Сон, должно быть, все же сошел на нее не так скоро, как ей того
хотелось, потому что час спустя она стучалась в дверь к отцу Иосифу,
повторяя:
- Прокляты навеки, отец мой, так вы, кажется, сказали?
- Будьте вы прокляты навеки, - вскричал священник, ворочаясь с боку на
бок на своем беспокойном ложе, где ему снились тяжелые сны. То это был дон
Фернан, который явился на исповедь с обнаженной шпагой, то донья Клара с
бутылкою хереса в руке, которую она на глазах у него выпила залпом, в то
время как сам он напрасно открывал рот, чтобы хоть каплей вина увлажнить
пересохшие губы. То ему снилось, что на острове у берегов Бенгалии
обосновалась Инквизиция, и огромная куропатка восседает на месте Верховного
инквизитора за покрытым черным сукном столом, да и еще немало всяких
чудовищных существ, химер, порожденных полнокровием и несварением желудка.

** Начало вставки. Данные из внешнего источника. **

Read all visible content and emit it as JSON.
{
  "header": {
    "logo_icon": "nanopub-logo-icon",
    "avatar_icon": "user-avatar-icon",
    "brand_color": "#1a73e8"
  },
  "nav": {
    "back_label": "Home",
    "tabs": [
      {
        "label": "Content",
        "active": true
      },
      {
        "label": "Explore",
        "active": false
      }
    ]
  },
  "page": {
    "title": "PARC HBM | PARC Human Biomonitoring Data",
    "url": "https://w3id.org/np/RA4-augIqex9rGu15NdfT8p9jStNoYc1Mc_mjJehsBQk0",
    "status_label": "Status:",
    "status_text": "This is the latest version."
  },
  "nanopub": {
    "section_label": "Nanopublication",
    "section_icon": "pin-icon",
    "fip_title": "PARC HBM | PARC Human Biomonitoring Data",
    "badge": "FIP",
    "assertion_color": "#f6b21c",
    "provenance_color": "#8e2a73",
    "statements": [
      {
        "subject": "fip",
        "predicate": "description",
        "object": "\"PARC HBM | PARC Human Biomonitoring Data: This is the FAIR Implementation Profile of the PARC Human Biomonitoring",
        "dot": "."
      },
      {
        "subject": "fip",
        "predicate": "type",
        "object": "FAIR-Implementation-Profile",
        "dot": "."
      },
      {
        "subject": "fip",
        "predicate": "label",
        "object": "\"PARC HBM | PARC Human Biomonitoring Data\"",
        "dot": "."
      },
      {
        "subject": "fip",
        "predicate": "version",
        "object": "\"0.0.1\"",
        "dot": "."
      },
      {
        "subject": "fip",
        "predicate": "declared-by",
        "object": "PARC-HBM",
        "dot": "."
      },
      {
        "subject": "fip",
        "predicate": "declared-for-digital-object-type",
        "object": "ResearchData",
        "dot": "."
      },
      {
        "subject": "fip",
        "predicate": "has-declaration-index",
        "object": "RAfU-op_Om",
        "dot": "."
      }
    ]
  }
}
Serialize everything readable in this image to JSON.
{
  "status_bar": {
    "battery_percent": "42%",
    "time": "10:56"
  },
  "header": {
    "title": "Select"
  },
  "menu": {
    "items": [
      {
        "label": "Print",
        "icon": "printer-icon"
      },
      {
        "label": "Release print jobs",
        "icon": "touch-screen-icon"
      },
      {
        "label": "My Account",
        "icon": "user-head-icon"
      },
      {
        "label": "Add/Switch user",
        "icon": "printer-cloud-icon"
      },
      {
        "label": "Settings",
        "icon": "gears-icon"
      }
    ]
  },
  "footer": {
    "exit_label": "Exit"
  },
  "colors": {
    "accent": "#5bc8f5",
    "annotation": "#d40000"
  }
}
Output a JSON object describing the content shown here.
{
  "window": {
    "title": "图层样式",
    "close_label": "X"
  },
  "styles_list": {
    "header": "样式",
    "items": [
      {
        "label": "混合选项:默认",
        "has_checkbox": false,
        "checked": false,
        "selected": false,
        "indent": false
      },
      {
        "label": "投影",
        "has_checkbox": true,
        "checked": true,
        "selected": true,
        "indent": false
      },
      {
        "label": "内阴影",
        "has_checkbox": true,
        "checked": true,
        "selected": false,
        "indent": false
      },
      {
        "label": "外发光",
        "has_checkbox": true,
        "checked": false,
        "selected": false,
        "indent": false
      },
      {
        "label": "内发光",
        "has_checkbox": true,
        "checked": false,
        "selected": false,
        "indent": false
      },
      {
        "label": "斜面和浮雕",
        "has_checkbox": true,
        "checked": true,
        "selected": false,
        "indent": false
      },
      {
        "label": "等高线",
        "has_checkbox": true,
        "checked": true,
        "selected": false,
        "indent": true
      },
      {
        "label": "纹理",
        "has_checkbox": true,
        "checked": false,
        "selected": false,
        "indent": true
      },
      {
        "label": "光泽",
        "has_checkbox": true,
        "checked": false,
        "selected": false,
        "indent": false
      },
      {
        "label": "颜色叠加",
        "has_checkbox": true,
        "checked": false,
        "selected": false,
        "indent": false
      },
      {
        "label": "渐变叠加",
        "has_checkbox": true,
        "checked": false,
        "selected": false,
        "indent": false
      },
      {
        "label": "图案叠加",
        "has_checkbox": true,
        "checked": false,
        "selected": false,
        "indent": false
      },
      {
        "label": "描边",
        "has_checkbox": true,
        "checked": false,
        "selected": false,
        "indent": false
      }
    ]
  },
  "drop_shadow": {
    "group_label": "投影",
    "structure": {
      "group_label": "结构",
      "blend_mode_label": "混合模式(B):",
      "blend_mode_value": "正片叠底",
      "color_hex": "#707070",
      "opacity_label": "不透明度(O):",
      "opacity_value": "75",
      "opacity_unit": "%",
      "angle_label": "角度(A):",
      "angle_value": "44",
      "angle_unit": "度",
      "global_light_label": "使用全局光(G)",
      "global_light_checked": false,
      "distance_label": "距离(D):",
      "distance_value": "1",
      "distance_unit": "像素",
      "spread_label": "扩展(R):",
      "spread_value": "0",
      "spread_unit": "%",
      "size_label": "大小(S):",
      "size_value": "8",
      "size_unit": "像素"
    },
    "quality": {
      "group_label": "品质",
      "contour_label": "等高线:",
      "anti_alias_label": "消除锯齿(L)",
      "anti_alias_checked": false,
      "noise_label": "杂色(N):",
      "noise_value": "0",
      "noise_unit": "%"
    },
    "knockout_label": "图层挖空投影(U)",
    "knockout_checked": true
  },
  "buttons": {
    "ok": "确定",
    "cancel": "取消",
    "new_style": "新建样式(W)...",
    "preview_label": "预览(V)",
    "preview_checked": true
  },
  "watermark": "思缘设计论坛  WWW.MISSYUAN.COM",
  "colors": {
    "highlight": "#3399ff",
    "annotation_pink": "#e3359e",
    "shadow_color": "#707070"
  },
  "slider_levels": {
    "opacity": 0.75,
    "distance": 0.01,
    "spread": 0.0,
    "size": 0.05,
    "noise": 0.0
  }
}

Донья Клара, которая из всего, что он говорил во сне, могла уловить
только последние слова, вернулась к себе в спальню легкой походкой. Сердце
ее радовалось; преисполненная благодати, она принялась молиться перед
стоявшей в нише статуей Пресвятой девы, по обе стороны которой были зажжены
восковые свечи, и провела так всю ночь, до тех пор, пока не повеяло утреннею
прохладой и она не почувствовала, что может теперь лечь с надеждой, что
спокойно уснет.
Исидора провела эту ночь у себя, и - также без сна; так же, как и ее
мать, она простерлась перед статуей Пресвятой девы, однако мысли ее были
совсем иными. Ее лихорадочная призрачная жизнь, состоявшая из диких и
непримиримых контрастов между настоящим и видениями прошлого, несоответствие
всего, что таилось в ее душе, с тем, что окружало ее теперь, между яркими
воспоминаниями и унылой действительностью - все это оказалось ей не под
силу; сердце ее было переполнено чувствами, владеть которыми она не
привыкла, а голова кружилась от всех превратностей судьбы, которые могли
сломить и натуру более сильную.
Какое-то время она повторяла все свои обычные молитвы, к которым
добавила еще литанию Пресвятой деве, но не испытывала однако при этом ни
успокоения, ни просветления, пока наконец не почувствовала, что все эти
слова не выражают ее душевного состояния; этого отступничества сердца она
боялась еще больше, чем нарушения ритуала, и она дерзнула обратиться к
Пресвятой деве на своем собственном языке.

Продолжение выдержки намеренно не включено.